A lot is at stake for the reputation of the organic food industry, according to George Siemon, chief executive officer of CROPP Cooperative, the farmers’ co-op that owns Organic Valley.
“Consumers expect that livestock raised and labeled organic has been grown in a certain way, with no antibiotics, no hormones, and eating food that is pesticide-free and GMO-free. They also expect the livestock to have access to the outdoors, including soil, grass and sunlight. In a word, they expect strong animal-welfare standards,” he said.
“The organic label has been incredibly positive for us. … We are a unique group that wants to go to Washington, D.C. and ask for additional standards. Not many farmers ask for more rules and regulations.”
The Obama administration could have implemented the rule in early 2016 but instead pushed it off to Trump, according to Siemon.
“I think that shows you the power of what’s called the ‘barnyard coalition’ in Washington, which is all of these livestock processing companies saying they don’t want animal welfare standards to enter the USDA,” he said.
South of La Crosse, Mike McCarty has an organic egg farm with a total of about 7,500 chickens housed in three buildings.
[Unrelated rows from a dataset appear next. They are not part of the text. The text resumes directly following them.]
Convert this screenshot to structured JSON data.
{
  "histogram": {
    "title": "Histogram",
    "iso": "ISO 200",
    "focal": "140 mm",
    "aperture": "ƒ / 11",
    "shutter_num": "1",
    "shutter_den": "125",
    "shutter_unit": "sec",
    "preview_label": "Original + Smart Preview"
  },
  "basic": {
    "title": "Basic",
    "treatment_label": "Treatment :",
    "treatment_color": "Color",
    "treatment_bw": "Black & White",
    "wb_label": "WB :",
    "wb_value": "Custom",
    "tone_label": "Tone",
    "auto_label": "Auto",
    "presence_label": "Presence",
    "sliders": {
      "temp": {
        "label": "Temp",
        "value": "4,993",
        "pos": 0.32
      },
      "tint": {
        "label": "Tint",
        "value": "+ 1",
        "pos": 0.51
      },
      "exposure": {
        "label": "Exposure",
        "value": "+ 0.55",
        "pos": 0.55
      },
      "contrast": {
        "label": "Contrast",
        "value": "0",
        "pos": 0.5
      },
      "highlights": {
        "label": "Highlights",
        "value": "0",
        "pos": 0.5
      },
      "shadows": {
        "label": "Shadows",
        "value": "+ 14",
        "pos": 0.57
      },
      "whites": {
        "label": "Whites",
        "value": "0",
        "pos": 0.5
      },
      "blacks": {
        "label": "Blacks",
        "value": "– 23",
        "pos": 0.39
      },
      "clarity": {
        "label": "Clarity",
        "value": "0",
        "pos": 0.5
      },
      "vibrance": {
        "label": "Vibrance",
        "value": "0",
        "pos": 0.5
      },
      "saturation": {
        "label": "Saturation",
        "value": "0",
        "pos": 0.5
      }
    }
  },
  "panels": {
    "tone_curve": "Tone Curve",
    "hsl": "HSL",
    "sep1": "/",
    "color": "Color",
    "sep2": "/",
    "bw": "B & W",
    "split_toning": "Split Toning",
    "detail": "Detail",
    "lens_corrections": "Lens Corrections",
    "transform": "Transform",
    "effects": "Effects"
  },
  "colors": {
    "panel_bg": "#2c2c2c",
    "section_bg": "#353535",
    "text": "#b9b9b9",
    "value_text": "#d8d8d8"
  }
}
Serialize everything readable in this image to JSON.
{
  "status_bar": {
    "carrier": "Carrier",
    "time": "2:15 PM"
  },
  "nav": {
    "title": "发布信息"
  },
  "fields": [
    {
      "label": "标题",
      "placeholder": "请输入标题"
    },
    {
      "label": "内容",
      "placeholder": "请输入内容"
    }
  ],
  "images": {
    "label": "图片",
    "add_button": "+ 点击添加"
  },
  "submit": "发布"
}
In the organic poultry business, he says, that's a small operation.
His chickens can get outdoors, where they have about 12 square feet of space per bird, and McCarty says they're healthier for it.
He favors animal welfare standards as part of the USDA Organic seal.
"Keeping birds cooped up in a shed all the time isn't good for them," McCarty said, adding that he believes hens produce better eggs when they have access to the outdoors.
The growth in organic foods has kept small poultry farms in business, according to McCarty, who says that without the premium price consumers pay for the eggs, he and his wife couldn't make a living from their operation.
Still, a handful of large farms control about half of the U.S. organic egg industry, according to those in the business, and the trend has been toward industry consolidation.
"We got back a piece of our pie, with organic, but now our slice is shrinking again,” McCarty said.